Homme and other group members have been struggling with the City Council to stop the widening of Bastanchury Road and Euclid Street in the city. A one-mile stretch of Bastanchury behind Homme’s house is scheduled to be widened in 1991 from four lanes to six. Improvements to a portion of Euclid is slated for later this year.

At issue Thursday was a four-paragraph summary Fox wrote of the group’s ballot measure.
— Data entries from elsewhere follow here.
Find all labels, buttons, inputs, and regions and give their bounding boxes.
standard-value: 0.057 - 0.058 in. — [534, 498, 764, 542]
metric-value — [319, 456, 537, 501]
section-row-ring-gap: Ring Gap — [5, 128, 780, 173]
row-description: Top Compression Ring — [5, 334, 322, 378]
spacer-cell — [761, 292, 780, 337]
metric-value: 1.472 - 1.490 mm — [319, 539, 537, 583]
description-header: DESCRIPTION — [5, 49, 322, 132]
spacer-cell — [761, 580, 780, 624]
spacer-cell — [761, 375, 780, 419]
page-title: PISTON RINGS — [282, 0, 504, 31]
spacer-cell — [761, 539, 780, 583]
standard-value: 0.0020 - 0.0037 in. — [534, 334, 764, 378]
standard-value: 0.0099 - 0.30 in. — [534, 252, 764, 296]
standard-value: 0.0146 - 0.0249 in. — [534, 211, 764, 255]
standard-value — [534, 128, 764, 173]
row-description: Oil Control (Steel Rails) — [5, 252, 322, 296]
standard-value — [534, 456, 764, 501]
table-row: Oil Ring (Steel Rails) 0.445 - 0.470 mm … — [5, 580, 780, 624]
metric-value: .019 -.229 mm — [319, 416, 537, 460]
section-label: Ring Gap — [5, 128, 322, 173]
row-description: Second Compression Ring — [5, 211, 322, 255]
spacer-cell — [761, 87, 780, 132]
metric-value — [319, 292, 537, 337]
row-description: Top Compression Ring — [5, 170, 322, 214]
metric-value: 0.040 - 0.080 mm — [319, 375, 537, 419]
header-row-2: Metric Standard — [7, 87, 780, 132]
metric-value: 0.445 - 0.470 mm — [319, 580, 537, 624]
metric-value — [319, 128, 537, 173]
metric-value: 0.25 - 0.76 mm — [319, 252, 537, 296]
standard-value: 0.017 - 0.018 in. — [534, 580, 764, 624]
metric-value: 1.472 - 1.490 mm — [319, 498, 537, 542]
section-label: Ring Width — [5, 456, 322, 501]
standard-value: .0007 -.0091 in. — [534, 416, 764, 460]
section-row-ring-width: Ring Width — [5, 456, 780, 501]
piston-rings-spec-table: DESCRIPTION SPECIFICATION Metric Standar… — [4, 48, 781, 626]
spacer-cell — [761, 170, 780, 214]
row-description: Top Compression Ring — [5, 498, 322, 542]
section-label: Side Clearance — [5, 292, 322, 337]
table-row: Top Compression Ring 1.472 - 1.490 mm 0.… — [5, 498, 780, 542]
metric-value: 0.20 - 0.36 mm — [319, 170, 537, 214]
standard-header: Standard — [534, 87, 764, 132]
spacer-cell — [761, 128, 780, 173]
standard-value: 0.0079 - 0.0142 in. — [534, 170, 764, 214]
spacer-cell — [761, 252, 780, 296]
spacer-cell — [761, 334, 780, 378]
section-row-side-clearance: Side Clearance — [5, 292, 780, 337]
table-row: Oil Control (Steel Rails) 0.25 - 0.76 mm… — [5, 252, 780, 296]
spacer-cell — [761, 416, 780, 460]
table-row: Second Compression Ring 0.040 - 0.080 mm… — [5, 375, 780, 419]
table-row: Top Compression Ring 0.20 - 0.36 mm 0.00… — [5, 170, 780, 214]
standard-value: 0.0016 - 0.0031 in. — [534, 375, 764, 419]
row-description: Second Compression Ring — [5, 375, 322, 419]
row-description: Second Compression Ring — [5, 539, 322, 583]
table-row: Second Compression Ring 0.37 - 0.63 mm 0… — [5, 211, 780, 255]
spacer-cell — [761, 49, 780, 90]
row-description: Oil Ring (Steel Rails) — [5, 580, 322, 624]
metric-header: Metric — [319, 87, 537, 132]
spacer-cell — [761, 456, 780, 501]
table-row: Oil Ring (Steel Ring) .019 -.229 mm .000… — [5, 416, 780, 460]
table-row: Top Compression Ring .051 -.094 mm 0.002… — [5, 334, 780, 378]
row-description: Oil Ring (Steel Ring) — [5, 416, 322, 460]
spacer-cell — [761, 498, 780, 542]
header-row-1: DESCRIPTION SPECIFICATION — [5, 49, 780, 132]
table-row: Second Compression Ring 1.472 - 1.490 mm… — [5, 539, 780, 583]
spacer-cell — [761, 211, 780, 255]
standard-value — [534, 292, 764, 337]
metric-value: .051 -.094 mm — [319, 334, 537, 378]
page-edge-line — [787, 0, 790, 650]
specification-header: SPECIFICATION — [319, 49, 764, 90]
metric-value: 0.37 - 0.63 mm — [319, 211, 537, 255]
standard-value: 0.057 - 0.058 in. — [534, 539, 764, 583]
The measure, which needs about 6,000 signatures to qualify for the ballot, would halt nearly any city road improvement that would cause traffic noise to rise above limits set out in the city’s general plan.

Traffic on several stretches of Bastanchury and most other large streets in Fullerton already exceeds that level, city officials have said.

Fox’s summary, which must appear at the top of petitions circulated to qualify the measure for the ballot, concludes that “the practical effect of the initiative would be to prevent the city from improving traffic circulation and safety on a number of existing arterial streets and highways.”

Straying from summarizing the measure and delving into its possible effects is not Fox’s responsibility, Bauer said.

“I don’t think that’s a summary of the petition,” he said. “It’s an argument.”

Fox’s summary probably “would cause a lot of people to vote against this initiative when they learn this information,” he said. “But they shouldn’t learn it here.”